Current contracts expire Oct. 29, 2006, and the unions and advertisers want to make sure the new contracts cover not only TV and radio, but the multiple new platforms.
Saying the current payment structure reflects the past 60 years, the unions--the Screen Actors Guild , the American Federation of Television and Radio Artists, and the Joint Policy Committee on Broadcast Talent Union Relations for the Association of National Advertisers/American Association of Advertising Agencies--point out that "with the opportunities presented by digital technology to reach consumers in new ways, both parties have recognized that a study analyzing adaptability of this technology to those structures would be particularly useful at this time."

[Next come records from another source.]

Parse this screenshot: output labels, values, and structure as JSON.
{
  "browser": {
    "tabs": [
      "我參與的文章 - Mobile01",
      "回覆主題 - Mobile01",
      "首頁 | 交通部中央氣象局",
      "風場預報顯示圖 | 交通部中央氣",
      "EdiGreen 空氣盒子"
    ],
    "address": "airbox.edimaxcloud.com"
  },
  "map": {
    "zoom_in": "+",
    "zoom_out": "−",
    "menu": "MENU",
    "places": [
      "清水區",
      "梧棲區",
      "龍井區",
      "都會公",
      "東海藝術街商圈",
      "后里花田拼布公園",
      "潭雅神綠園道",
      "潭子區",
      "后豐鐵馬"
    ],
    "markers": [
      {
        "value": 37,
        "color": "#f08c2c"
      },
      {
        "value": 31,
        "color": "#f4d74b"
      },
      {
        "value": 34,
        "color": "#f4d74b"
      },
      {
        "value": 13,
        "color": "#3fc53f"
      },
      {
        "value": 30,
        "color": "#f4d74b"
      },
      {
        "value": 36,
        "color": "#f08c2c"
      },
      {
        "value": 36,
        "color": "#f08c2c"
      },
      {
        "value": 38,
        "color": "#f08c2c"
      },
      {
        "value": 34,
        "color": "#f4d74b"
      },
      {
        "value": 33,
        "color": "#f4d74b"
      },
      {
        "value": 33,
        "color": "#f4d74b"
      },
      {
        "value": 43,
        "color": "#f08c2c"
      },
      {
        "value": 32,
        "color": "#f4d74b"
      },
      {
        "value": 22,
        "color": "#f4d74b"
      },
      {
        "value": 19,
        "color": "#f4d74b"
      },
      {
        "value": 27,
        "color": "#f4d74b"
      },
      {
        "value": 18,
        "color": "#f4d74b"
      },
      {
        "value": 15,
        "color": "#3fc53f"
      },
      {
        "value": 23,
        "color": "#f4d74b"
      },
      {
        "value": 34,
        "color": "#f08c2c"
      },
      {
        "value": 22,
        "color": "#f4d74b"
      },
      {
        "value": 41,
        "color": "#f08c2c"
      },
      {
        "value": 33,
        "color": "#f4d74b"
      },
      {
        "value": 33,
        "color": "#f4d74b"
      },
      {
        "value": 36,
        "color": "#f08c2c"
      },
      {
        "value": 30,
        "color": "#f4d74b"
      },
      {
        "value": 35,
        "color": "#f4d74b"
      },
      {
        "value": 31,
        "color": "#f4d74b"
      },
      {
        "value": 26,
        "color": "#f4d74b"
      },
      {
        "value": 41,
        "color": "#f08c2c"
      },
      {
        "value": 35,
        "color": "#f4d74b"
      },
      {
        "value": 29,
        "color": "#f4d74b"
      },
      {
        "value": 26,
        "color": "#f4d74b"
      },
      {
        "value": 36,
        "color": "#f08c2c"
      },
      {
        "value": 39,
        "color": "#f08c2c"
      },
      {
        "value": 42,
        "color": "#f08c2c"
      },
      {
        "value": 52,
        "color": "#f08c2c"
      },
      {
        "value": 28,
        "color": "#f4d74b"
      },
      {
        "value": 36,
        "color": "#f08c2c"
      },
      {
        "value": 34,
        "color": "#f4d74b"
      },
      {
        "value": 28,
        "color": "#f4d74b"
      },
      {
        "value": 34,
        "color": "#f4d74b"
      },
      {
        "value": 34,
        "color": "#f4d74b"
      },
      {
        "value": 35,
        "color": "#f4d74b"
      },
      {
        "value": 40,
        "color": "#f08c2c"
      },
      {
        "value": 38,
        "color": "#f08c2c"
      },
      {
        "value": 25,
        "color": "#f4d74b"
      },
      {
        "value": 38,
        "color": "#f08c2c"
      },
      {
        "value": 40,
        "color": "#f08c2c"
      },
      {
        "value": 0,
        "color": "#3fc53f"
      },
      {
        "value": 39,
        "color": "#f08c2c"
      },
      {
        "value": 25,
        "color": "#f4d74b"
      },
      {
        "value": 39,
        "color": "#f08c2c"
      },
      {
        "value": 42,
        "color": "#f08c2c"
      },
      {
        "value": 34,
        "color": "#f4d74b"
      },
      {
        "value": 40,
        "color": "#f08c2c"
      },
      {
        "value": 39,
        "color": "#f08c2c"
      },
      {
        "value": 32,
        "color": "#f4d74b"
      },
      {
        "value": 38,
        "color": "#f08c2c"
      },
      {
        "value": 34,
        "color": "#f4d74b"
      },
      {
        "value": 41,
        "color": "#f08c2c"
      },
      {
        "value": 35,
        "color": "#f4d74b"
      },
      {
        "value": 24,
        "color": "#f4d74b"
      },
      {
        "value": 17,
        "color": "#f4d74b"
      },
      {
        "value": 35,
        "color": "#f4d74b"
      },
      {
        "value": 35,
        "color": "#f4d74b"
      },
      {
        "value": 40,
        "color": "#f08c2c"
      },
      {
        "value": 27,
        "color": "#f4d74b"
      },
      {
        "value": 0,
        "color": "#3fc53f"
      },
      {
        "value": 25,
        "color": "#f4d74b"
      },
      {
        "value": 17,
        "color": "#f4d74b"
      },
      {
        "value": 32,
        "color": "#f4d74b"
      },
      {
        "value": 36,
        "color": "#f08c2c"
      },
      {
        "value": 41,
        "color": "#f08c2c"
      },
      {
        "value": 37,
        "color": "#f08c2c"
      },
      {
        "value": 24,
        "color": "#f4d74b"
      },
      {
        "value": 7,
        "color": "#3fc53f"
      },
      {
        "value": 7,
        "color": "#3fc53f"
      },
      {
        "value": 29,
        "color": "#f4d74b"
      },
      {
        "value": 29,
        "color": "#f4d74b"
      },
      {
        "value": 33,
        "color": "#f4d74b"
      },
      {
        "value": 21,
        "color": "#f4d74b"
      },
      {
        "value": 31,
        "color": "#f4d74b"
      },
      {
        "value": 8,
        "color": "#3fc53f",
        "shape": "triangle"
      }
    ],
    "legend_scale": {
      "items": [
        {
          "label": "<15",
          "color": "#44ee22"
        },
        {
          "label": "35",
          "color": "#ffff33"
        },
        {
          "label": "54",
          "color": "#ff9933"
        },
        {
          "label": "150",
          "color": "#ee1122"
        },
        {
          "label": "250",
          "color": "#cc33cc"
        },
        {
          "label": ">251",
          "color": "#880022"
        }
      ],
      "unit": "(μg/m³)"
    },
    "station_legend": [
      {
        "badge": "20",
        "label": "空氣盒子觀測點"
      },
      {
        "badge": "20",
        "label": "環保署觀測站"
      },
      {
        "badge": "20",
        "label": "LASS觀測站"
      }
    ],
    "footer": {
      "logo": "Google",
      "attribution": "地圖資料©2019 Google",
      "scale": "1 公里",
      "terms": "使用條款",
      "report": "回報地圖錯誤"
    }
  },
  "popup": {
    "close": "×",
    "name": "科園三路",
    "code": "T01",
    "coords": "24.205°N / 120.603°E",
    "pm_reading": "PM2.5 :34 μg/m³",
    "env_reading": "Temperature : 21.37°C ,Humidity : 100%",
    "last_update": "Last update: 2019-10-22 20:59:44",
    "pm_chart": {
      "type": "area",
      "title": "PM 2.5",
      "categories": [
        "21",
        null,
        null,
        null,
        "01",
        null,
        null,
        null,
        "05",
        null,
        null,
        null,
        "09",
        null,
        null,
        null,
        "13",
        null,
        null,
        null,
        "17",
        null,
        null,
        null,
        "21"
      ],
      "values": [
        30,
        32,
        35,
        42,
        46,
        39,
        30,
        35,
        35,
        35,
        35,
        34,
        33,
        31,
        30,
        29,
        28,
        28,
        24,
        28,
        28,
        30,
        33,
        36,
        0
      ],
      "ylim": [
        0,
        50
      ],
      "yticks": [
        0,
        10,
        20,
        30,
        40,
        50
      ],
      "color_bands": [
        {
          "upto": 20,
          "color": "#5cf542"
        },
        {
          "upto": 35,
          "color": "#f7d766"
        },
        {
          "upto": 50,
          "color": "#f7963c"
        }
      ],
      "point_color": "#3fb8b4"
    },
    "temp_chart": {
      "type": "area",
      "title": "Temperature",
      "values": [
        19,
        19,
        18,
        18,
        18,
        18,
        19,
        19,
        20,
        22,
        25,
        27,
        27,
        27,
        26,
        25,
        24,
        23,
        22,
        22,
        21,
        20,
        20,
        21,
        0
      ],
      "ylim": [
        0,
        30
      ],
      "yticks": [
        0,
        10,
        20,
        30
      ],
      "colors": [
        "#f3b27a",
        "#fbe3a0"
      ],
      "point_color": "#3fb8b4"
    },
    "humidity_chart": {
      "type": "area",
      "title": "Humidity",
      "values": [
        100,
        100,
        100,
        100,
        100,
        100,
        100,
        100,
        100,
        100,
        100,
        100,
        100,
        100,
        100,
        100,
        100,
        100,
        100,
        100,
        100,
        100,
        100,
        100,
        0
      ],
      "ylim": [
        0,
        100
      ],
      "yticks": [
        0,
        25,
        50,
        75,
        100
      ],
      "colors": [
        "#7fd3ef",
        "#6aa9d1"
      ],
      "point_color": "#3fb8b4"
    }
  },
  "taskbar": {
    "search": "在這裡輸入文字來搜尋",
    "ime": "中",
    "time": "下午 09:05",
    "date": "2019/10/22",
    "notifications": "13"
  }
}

That Oct. 29 date could be moved back if the independent study takes longer than that to complete.
The Joint Policy Committee, which will meet with the unions Saturday, has already been looking into getting outside help.
Last month, the committee put out a request for qualifications (RFQ) for an independent consultant who can "develop alternate methods to compensate actors for their participation in commercials that appear on television and radio as well as in the growing array of new media."
But while unions may be looking for more given the proliferating platforms, agencies want to point out how small some of those platforms are.
New-media appearances, say advertisers, have been added on to compensation packages without taking into account the increasingly targeted nature of the business.
"The payment structures in the current collective bargaining agreements with SAG/AFTRA were originally developed to meet the needs and problems of the early 1950s," said lead JPC negotiator Douglas J. Wood said March 15 in announcing the RFQ. "As different means of broadcasting were developed, new payment streams were added on to the contract, creating enormous administrative complexity, distortions in the allocation of compensation, and the potential for out-of-control costs."
His example of a distortion was "talent payments for broadcasts that reach very small audiences can today exceed the actual cost of the media."
Wood said that the new model must take into account cellphones and iPods, suggesting the targeted nature of some of the new delivery systems needs to be factored in.